10月の始めの週。
僕は新幹線に乗って、1日だけ、名古屋に戻った。
妻は機嫌が悪かった。
僕は、考えられる全てのことを謝って、それでも彼女の機嫌は直らなかったので、しかたなく、ひとり眠った。
眠りながら、薄い意識の中、妻が僕の頬をなでているのに気が付いた。僕は嬉しかったけどあまりに眠く、また眠りの底に落ちた。
朝、目覚めると、彼女は隣で眠っていた。
そのまま、僕は新幹線に乗って大阪へ向かった。
僕の昔の劇団。
2000年に解散した仲間たちの、あの頃の芝居の記録映像を見る、そういうイベントに参加するためだ。
記録映像は、どれも素晴らしかった。
不鮮明な画像。音声。
だけど、残しておいてよかった。
僕らが一緒に夢を見ていた頃、なにも疑わず、熱くひとつになっていた頃。あの日々は、幻ではなかった。

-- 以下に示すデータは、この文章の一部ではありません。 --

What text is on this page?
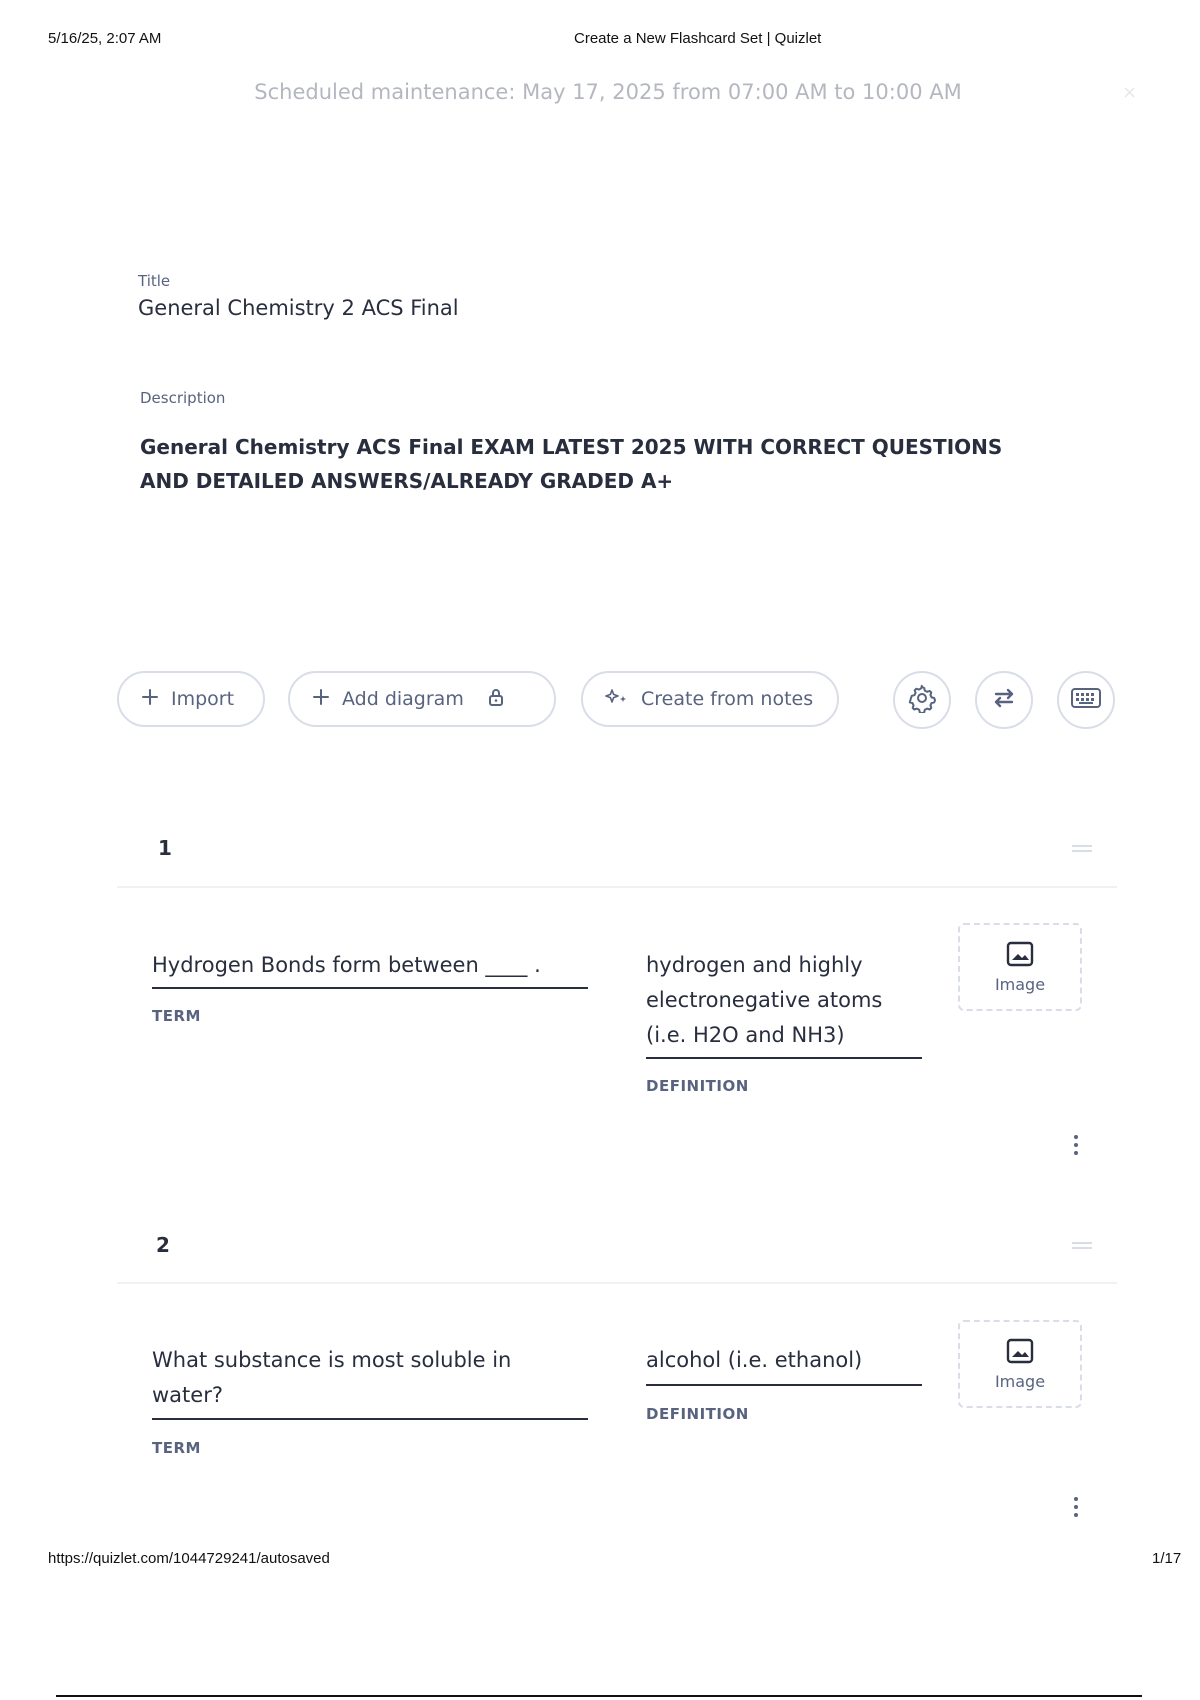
5/16/25, 2:07 AM	Create a New Flashcard Set | Quizlet
Scheduled maintenance: May 17, 2025 from 07:00 AM to 10:00 AM	×
Title
General Chemistry 2 ACS Final
Description
General Chemistry ACS Final EXAM LATEST 2025 WITH CORRECT QUESTIONS AND DETAILED ANSWERS/ALREADY GRADED A+
Import	Add diagram	Create from notes
1
Hydrogen Bonds form between ____ .
TERM
hydrogen and highly
electronegative atoms
(i.e. H2O and NH3)
DEFINITION
Image
2
What substance is most soluble in
water?
TERM
alcohol (i.e. ethanol)
DEFINITION
Image
https://quizlet.com/1044729241/autosaved	1/17
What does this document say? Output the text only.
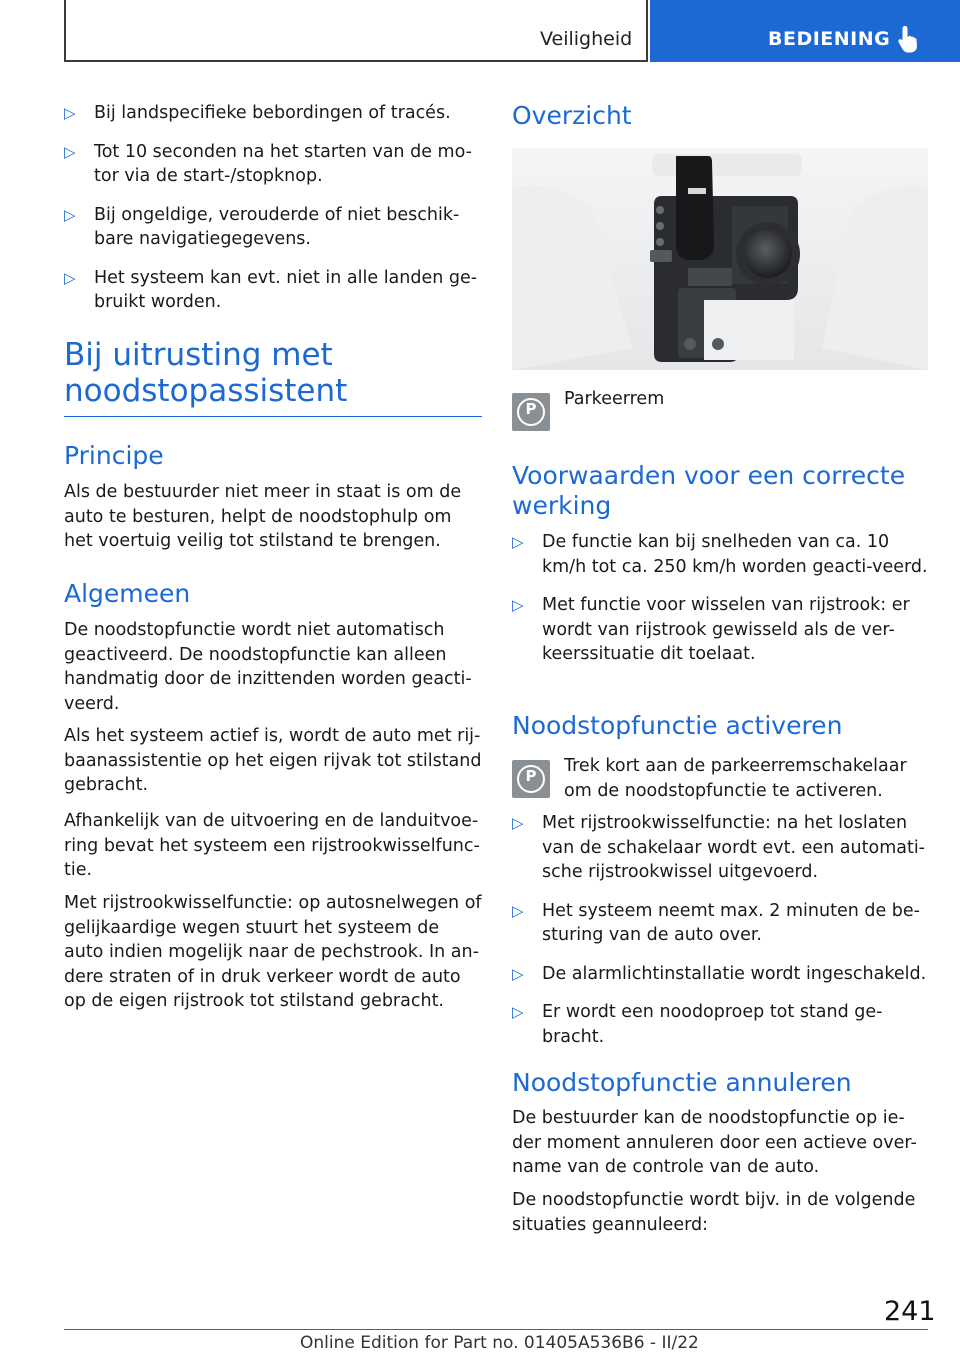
Veiligheid	BEDIENING
▷ Bij landspecifieke bebordingen of tracés.
▷ Tot 10 seconden na het starten van de mo-tor via de start-/stopknop.
▷ Bij ongeldige, verouderde of niet beschik-bare navigatiegegevens.
▷ Het systeem kan evt. niet in alle landen ge-bruikt worden.
Bij uitrusting met
noodstopassistent
Principe

Als de bestuurder niet meer in staat is om de auto te besturen, helpt de noodstophulp om het voertuig veilig tot stilstand te brengen.

Algemeen

De noodstopfunctie wordt niet automatisch geactiveerd. De noodstopfunctie kan alleen handmatig door de inzittenden worden geacti-veerd.

Als het systeem actief is, wordt de auto met rij-baanassistentie op het eigen rijvak tot stilstand gebracht.

Afhankelijk van de uitvoering en de landuitvoe-ring bevat het systeem een rijstrookwisselfunc-tie.

Met rijstrookwisselfunctie: op autosnelwegen of gelijkaardige wegen stuurt het systeem de auto indien mogelijk naar de pechstrook. In an-dere straten of in druk verkeer wordt de auto op de eigen rijstrook tot stilstand gebracht.

Overzicht
P	Parkeerrem

Voorwaarden voor een correcte werking
▷ De functie kan bij snelheden van ca. 10 km/h tot ca. 250 km/h worden geacti-veerd.
▷ Met functie voor wisselen van rijstrook: er wordt van rijstrook gewisseld als de ver-keerssituatie dit toelaat.
Noodstopfunctie activeren
P	Trek kort aan de parkeerremschakelaar om de noodstopfunctie te activeren.

▷ Met rijstrookwisselfunctie: na het loslaten van de schakelaar wordt evt. een automati-sche rijstrookwissel uitgevoerd.
▷ Het systeem neemt max. 2 minuten de be-sturing van de auto over.
▷ De alarmlichtinstallatie wordt ingeschakeld.
▷ Er wordt een noodoproep tot stand ge-bracht.
Noodstopfunctie annuleren

De bestuurder kan de noodstopfunctie op ie-der moment annuleren door een actieve over-name van de controle van de auto.

De noodstopfunctie wordt bijv. in de volgende situaties geannuleerd:

241
Online Edition for Part no. 01405A536B6 - II/22
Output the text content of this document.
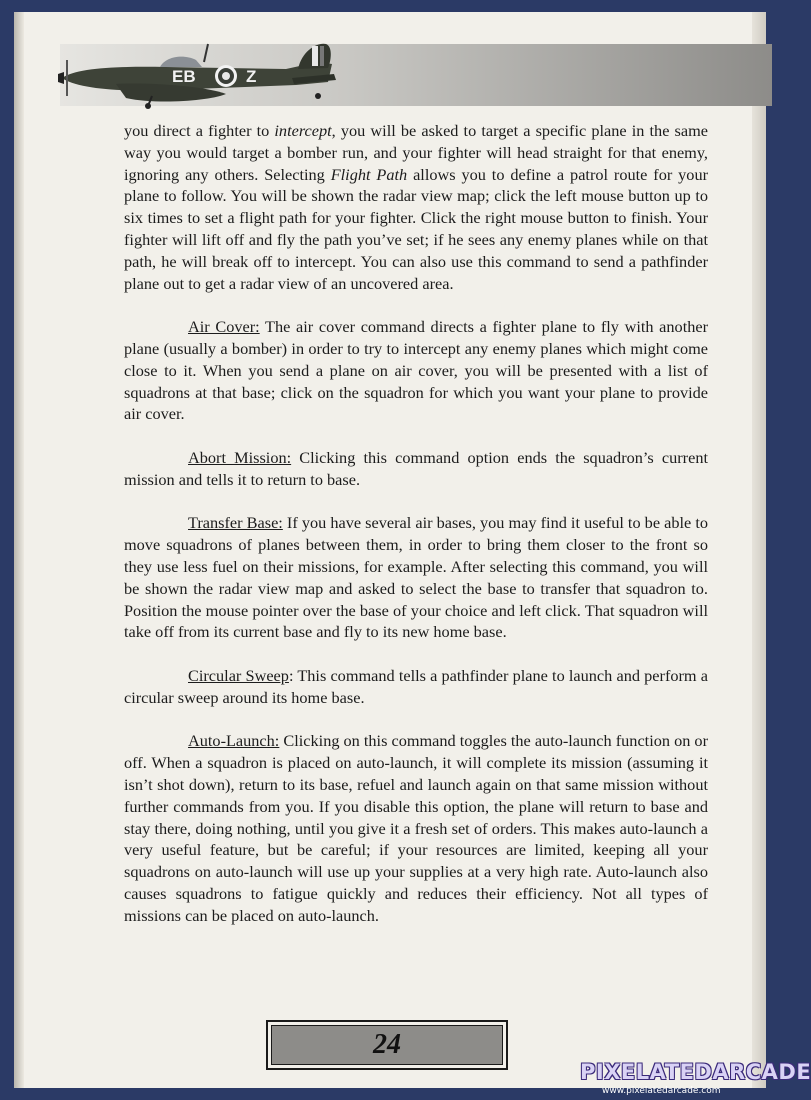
EB	Z

you direct a fighter to intercept, you will be asked to target a specific plane in the same way you would target a bomber run, and your fighter will head straight for that enemy, ignoring any others. Selecting Flight Path allows you to define a patrol route for your plane to follow. You will be shown the radar view map; click the left mouse button up to six times to set a flight path for your fighter. Click the right mouse button to finish. Your fighter will lift off and fly the path you’ve set; if he sees any enemy planes while on that path, he will break off to intercept. You can also use this command to send a pathfinder plane out to get a radar view of an uncovered area.

Air Cover: The air cover command directs a fighter plane to fly with another plane (usually a bomber) in order to try to intercept any enemy planes which might come close to it. When you send a plane on air cover, you will be presented with a list of squadrons at that base; click on the squadron for which you want your plane to provide air cover.

Abort Mission: Clicking this command option ends the squadron’s current mission and tells it to return to base.

Transfer Base: If you have several air bases, you may find it useful to be able to move squadrons of planes between them, in order to bring them closer to the front so they use less fuel on their missions, for example. After selecting this command, you will be shown the radar view map and asked to select the base to transfer that squadron to. Position the mouse pointer over the base of your choice and left click. That squadron will take off from its current base and fly to its new home base.

Circular Sweep: This command tells a pathfinder plane to launch and perform a circular sweep around its home base.

Auto-Launch: Clicking on this command toggles the auto-launch function on or off. When a squadron is placed on auto-launch, it will complete its mission (assuming it isn’t shot down), return to its base, refuel and launch again on that same mission without further commands from you. If you disable this option, the plane will return to base and stay there, doing nothing, until you give it a fresh set of orders. This makes auto-launch a very useful feature, but be careful; if your resources are limited, keeping all your squadrons on auto-launch will use up your supplies at a very high rate. Auto-launch also causes squadrons to fatigue quickly and reduces their efficiency. Not all types of missions can be placed on auto-launch.

24
PIXELATEDARCADE
www.pixelatedarcade.com
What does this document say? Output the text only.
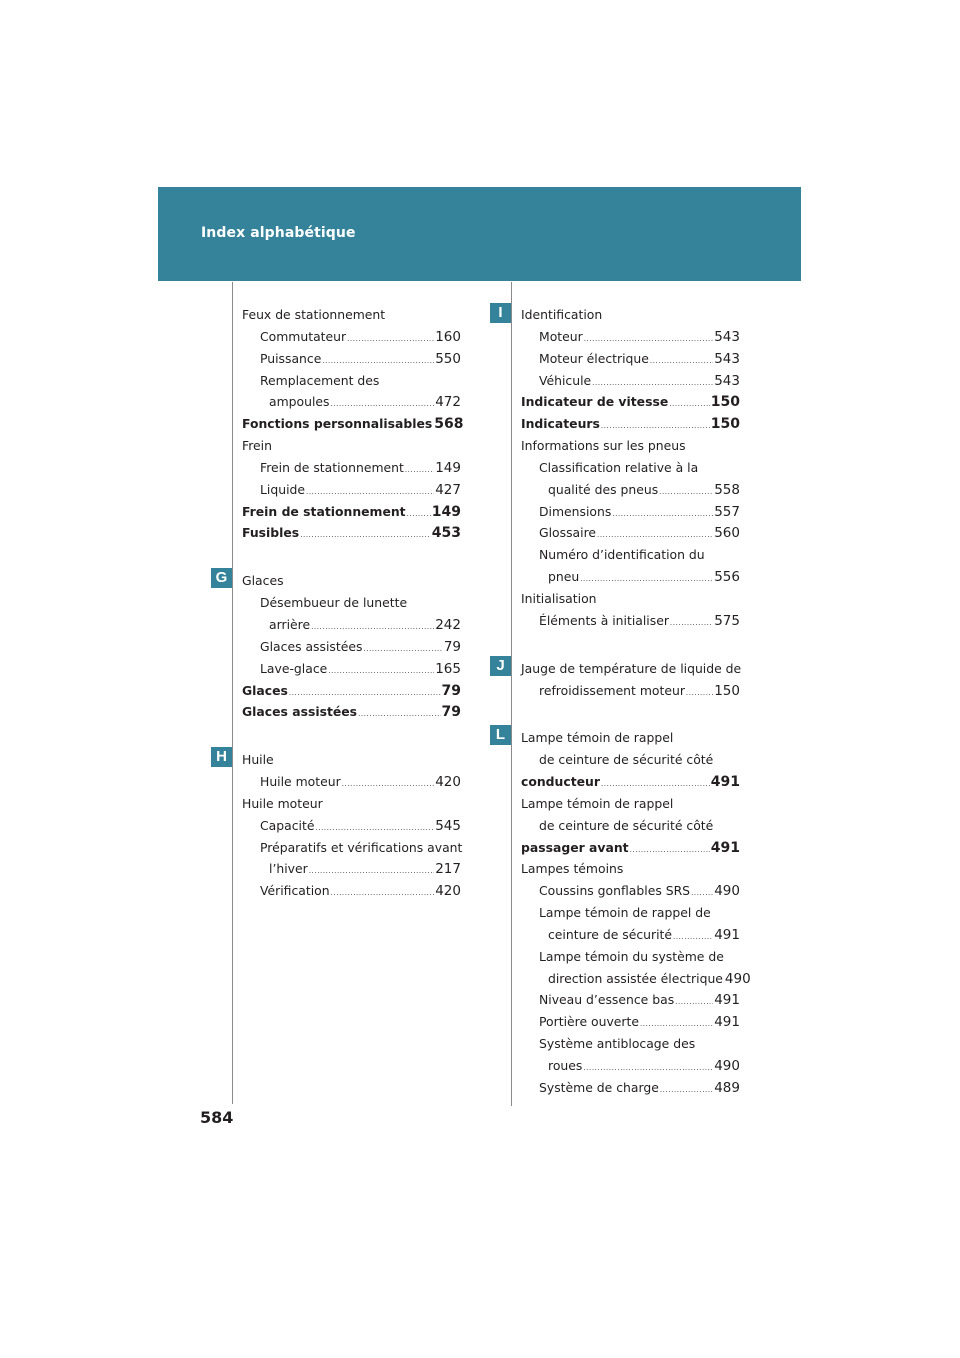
Index alphabétique
G
H
I
J
L
Feux de stationnement
Commutateur .....	160
Puissance .....	550
Remplacement des
ampoules .....	472
Fonctions personnalisables 568
Frein
Frein de stationnement ..... 149
Liquide .....	427
Frein de stationnement ..... 149
Fusibles .....	453
Glaces
Désembueur de lunette
arrière .....	242
Glaces assistées .....	79
Lave-glace .....	165
Glaces .....	79
Glaces assistées .....	79
Huile
Huile moteur .....	420
Huile moteur
Capacité .....	545
Préparatifs et vérifications avant
l’hiver .....	217
Vérification .....	420
Identification
Moteur .....	543
Moteur électrique .....	543
Véhicule .....	543
Indicateur de vitesse .....	150
Indicateurs .....	150
Informations sur les pneus
Classification relative à la
qualité des pneus .....	558
Dimensions .....	557
Glossaire .....	560
Numéro d’identification du
pneu .....	556
Initialisation
Éléments à initialiser .....	575
Jauge de température de liquide de
refroidissement moteur ..... 150
Lampe témoin de rappel
de ceinture de sécurité côté
conducteur .....	491
Lampe témoin de rappel
de ceinture de sécurité côté
passager avant .....	491
Lampes témoins
Coussins gonflables SRS ..... 490
Lampe témoin de rappel de
ceinture de sécurité .....	491
Lampe témoin du système de
direction assistée électrique 490
Niveau d’essence bas .....	491
Portière ouverte .....	491
Système antiblocage des
roues .....	490
Système de charge .....	489
584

画像を見てやっとそれを思い出すなんて、僕も薄情なオッサンになってしまったものだ。
だけど思い出したよ。
あの頃の仲間の皆、本当にありがとう。
観客席の皆も、本当にありがとう。
大阪に滞在する間、僕は自分の実家に、1週間泊まった。
結婚以来、ほとんど泊まったことはなかった。
弟や妹や母と、ひさしぶりに長く話をした。
皆、僕のことを心配してくれていた。
母の誕生日を、兄弟皆で祝うこともできた。
姪と甥がいっぱいいて、弟の手作りケーキの下を走り回っていた。
奈良にある妻の実家へも、ひとりで行ってみた。
妻の妹が娘を産んだばかりだったので、赤ん坊の顔を見たかった。
輝かしい顔だった。
僕だけで来たのに、奈良の父と母はがっかりもせず、たくさんごちそうしてくれた。
美味い佃煮をおみやげに包んでくれた。
父が、目の手術をして、よく見えるようになったと嬉しそうに話した。
友人の劇団のトークショーにも出てみた。
楽しかった。
昔の仲間が見に来てくれていた。
そして、10日ぶりに、僕は東京へ戻ってきて、それからまた、ずっと脚本を書いている。
眠る時間と起きてる時間を、キーボードでカフェオレみたいにかき混ぜながら、気付くともう5日たった。
帰ってきてからずっと東京は、天気が悪かった。なにか天候の異常があるらしく、ニュースでも東京の灰色空について、誰かがしかめツラで喋っていた。
今朝、脚本書きながらうたた寝して、起きてみると、一面の青空。
別の国にきたような、明るい光。
それで僕は、この10日間のことを、ちょっと書き記しておくには、今日がいいんじゃないかと思ったのだ。